UNRWA, which has about 30,000 employees, provides emergency food, healthcare, education and other basic services for almost 6 million Palestinian refugees in Gaza, the occupied West Bank, Lebanon, Syria, Jordan and East Jerusalem. On Friday, UNWRA said it could no longer function in north Gaza, where food was last delivered five weeks ago.

“Ending funding almost instantaneously based on unsubstantiated claims against a small number of people has no other purpose other than collective punishment of all Palestinians in multiple countries. The countries that withdrew this lifeline are undoubtedly complicit in the starvation of Palestinians,” Fakhri said.

On Monday, Amnesty International said Israel had failed to take “even the bare minimum steps” to comply with the ICJ ruling to ensure sufficient life-saving goods and services reaching a population at risk of genocide and on the brink of famine.

The Israeli government argues that its war is against Hamas and a justified response to the unprecedented cross-border attack on 7 October, which left more than 1,100 people dead. Since then, almost 30,000 Gazans have been killed by Israeli attacks, according to the Palestinian health ministry. A further 70,000 have been injured, and thousands more are missing and presumed dead. An estimated 134 Israelis are still being held hostage by Hamas.

Israel has for years targeted Palestinian food and water sources.

Israel has made foraging for native wild herbs like za’atar (thyme), ‘akkoub (gundelia) and miramiyyeh (sage) a criminal offense punishable by fines and up to three years’ imprisonment. Palestinians fishers have for years been shot at, arrested and sabotaged by Israeli forces – in violation of the 1995 Oslo accords permitting them fishing access up to 20 nautical miles.

And the current violence – against Palestinians and their food and water supplies – extends to the occupied West Bank.

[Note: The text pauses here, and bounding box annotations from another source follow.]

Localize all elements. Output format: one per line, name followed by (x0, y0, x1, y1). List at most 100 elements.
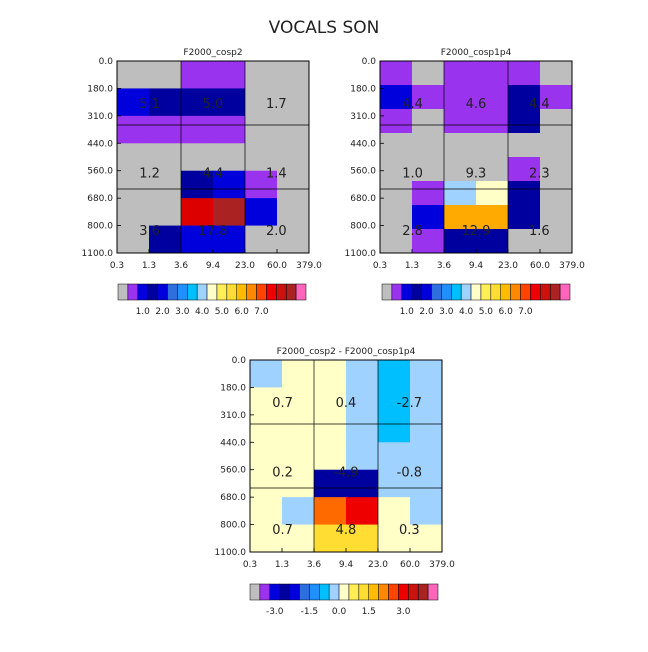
colorbar-swatch (510, 283, 521, 301)
heatmap-cell (250, 497, 283, 526)
colorbar-swatch (285, 283, 297, 301)
heatmap-cell (380, 109, 413, 134)
box-value-label: 0.7 (272, 396, 293, 411)
y-tick-label: 0.0 (232, 356, 247, 366)
colorbar-swatch (391, 283, 403, 301)
heatmap-cell (412, 181, 445, 206)
colorbar-swatch (427, 583, 439, 601)
heatmap-cell (181, 198, 214, 227)
heatmap-cell (314, 360, 347, 388)
heatmap-cell (181, 170, 214, 199)
heatmap-cell (181, 115, 214, 144)
heatmap-cell (380, 133, 413, 158)
y-tick-label: 680.0 (220, 493, 246, 503)
colorbar-swatch (117, 283, 129, 301)
heatmap-cell (444, 61, 477, 86)
heatmap-cell (380, 205, 413, 230)
box-value-label: -2.7 (397, 396, 422, 411)
colorbar-swatch (309, 583, 320, 601)
box-value-label: 3.6 (139, 224, 160, 239)
box-value-label: 1.0 (402, 166, 423, 181)
colorbar-swatch (187, 283, 198, 301)
colorbar-swatch (269, 583, 280, 601)
heatmap-cell (117, 115, 150, 144)
heatmap-cell (444, 181, 477, 206)
colorbar-label: 7.0 (518, 307, 533, 317)
box-value-label: 5.1 (139, 97, 160, 112)
heatmap-cell (540, 157, 573, 182)
panel-title: F2000_cosp2 - F2000_cosp1p4 (277, 347, 416, 357)
colorbar-swatch (411, 283, 422, 301)
colorbar-swatch (276, 283, 287, 301)
heatmap-cell (250, 442, 283, 471)
heatmap-cell (282, 497, 315, 526)
heatmap-cell (540, 205, 573, 230)
heatmap-cell (282, 414, 315, 443)
colorbar-label: 6.0 (499, 307, 514, 317)
x-tick-label: 23.0 (498, 261, 518, 271)
x-tick-label: 3.6 (174, 261, 189, 271)
heatmap-cell (282, 442, 315, 471)
heatmap-cell (412, 85, 445, 110)
heatmap-cell (508, 85, 541, 110)
heatmap-cell (282, 387, 315, 416)
box-value-label: 2.0 (266, 224, 287, 239)
box-value-label: 0.3 (399, 523, 420, 538)
heatmap-cell (181, 225, 214, 254)
heatmap-cell (412, 133, 445, 158)
heatmap-cell (245, 88, 278, 117)
heatmap-cell (412, 109, 445, 134)
y-tick-label: 180.0 (220, 383, 246, 393)
heatmap-cell (245, 225, 278, 254)
heatmap-cell (149, 115, 182, 144)
colorbar-swatch (206, 283, 218, 301)
heatmap-cell (508, 205, 541, 230)
x-tick-label: 1.3 (142, 261, 156, 271)
colorbar-swatch (319, 583, 330, 601)
box-value-label: 0.7 (272, 523, 293, 538)
y-tick-label: 0.0 (99, 57, 114, 67)
colorbar-swatch (381, 283, 393, 301)
heatmap-cell (282, 360, 315, 388)
heatmap-cell (508, 229, 541, 254)
box-value-label: 1.7 (266, 97, 287, 112)
colorbar-swatch (266, 283, 277, 301)
heatmap-cell (213, 88, 246, 117)
box-value-label: 1.4 (266, 166, 287, 181)
colorbar-label: 3.0 (175, 307, 190, 317)
heatmap-cell (181, 88, 214, 117)
x-tick-label: 9.4 (206, 261, 221, 271)
y-tick-label: 180.0 (87, 84, 113, 94)
heatmap-cell (149, 143, 182, 172)
colorbar-swatch (540, 283, 551, 301)
heatmap-cell (410, 497, 443, 526)
heatmap-cell (412, 157, 445, 182)
heatmap-cell (378, 497, 411, 526)
y-tick-label: 310.0 (87, 112, 113, 122)
y-tick-label: 680.0 (350, 194, 376, 204)
box-value-label: 4.6 (466, 97, 487, 112)
colorbar-label: 2.0 (419, 307, 434, 317)
colorbar-swatch (401, 283, 412, 301)
colorbar-label: 2.0 (155, 307, 170, 317)
x-tick-label: 60.0 (400, 560, 420, 570)
heatmap-cell (277, 170, 310, 199)
heatmap-cell (149, 198, 182, 227)
colorbar-label: 1.0 (136, 307, 151, 317)
heatmap-cell (380, 61, 413, 86)
colorbar-label: 5.0 (479, 307, 494, 317)
box-value-label: 12.9 (462, 224, 491, 239)
heatmap-cell (277, 143, 310, 172)
colorbar-label: 5.0 (215, 307, 230, 317)
y-tick-label: 560.0 (220, 466, 246, 476)
colorbar-swatch (490, 283, 501, 301)
x-tick-label: 1.3 (275, 560, 289, 570)
heatmap-cell (378, 524, 411, 553)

After the 7 October attack, 24,000 acres of olives were left unharvested in the West Bank after Israel largely prevented farmers from accessing their orchards, resulting in the loss of 1,200 metric tons or $10m of olive oil – a key Palestinian export and powerful symbol for Palestinian identity.

“The destruction of olive trees isn’t just an issue of food or commerce, it’s at the core of what it means to be Palestinian and their relationship to the land, just as the sea is central to what it means to be from Gaza,” Fakhri said.

The Israeli government did not respond to requests for comment about the statements from Fakhri, the UN rights expert.

Fakhri added: “Israel will claim there are exceptions to war crimes. But there is no exception to genocide and there’s no argument as to why Israel is destroying civilian infrastructure, the food system, humanitarian workers, and allowing this degree of malnutrition and hunger … The charge of genocide holds a whole state accountable and the remedy of genocide is the issue of self-determination of the Palestinian people.

“The path forward must not just be ending the war but actually peace.”